Figure 8: Change in Solenoid Magnetic Field Due to Quick Changes in Solenoid Current
What would you expect the graph to look like if you used the pickup coil? From equation 4
emf = −NA
ΔB
Δt
.
we know that positive changes in magnetic field should produce negative emfs. How about Δt? Where on our graph is the Δt that goes in equation 4? Δt was the tiny time we took to change the current. So the emf would be negative, very large in magnitude, due to short Δt's, and it would happen right when we abruptly change the current.
emf = −NA
ΔB
Δt
Figure 9: Change in Solenoid Magnetic Field Due to Quick Changes in Solenoid Current, with Δt
14
Let's make it happen.
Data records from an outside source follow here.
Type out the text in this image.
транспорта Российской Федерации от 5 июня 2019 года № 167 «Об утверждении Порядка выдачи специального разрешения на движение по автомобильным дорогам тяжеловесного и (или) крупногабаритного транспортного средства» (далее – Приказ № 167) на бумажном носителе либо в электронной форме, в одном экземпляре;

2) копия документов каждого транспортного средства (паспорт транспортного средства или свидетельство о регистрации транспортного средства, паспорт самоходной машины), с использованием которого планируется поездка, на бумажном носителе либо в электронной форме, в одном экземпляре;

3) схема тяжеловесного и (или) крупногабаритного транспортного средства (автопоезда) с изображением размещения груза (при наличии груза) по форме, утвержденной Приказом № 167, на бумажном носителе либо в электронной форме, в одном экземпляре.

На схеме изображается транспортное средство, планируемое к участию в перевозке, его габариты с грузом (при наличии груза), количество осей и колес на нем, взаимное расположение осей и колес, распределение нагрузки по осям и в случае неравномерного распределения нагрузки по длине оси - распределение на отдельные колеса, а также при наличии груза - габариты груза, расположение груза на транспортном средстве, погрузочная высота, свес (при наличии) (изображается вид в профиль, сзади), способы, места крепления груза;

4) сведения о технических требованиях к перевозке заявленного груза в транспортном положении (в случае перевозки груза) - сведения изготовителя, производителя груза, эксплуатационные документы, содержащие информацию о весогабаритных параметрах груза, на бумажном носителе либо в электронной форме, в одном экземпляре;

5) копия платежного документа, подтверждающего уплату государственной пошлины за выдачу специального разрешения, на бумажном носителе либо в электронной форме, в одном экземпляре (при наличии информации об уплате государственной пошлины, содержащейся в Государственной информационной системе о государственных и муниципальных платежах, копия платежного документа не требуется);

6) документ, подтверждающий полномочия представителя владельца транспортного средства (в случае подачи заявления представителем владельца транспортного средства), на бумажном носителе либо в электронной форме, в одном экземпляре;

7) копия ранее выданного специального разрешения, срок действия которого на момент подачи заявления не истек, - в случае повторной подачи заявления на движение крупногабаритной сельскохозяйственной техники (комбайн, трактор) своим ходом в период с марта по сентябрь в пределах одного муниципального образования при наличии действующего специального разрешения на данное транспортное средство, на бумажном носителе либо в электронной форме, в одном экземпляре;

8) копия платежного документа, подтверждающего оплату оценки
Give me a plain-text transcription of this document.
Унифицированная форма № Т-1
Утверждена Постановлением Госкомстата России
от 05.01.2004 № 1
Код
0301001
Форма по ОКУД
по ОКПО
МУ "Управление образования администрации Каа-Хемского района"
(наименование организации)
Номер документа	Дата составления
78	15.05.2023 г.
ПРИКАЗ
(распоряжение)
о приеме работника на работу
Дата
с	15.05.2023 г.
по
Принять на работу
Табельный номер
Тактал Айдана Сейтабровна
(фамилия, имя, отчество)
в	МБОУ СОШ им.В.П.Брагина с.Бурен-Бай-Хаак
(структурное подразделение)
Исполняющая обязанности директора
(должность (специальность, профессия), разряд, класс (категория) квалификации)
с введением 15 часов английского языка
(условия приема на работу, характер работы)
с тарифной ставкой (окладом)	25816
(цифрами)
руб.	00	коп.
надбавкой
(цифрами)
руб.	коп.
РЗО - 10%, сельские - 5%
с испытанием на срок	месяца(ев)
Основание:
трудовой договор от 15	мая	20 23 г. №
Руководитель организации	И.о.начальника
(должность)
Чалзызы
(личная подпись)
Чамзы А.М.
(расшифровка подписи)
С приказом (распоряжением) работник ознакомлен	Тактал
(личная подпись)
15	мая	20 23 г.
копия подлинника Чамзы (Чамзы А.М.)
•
Switch to the pickup coil. Center it inside the solenoid using the Graph Tool.
15
Adjust the current to –10 A. Start Data. Change the current quickly through our sequence of four currents with brief pauses at each current. Perfect! Large, negative voltages, and very quick.
Figure 10: Induced Emf Due to Quick Changes in Solenoid Current
16
What if you went backwards through the currents, and made the jumps take longer? Describe what would be different about the return trip with the slower current changes.
17
Create a graph to show this comparison by recording the quick trip up in current followed by the slow trip back down in current. Be sure to allow brief intervals between the current changes.
18
Take a Screenshot of your voltage and emf graphs and save it as "Faraday_Emf_steps.png". Upload it and/or print it out and attach it to your lab report to turn in. Sketch your graphs on the empty graph below.
Figure 11: Faraday emf steps
This looks like a good way to produce a large emf. But jiggling the power supply knob is not so great, however. Let's automate the change in current.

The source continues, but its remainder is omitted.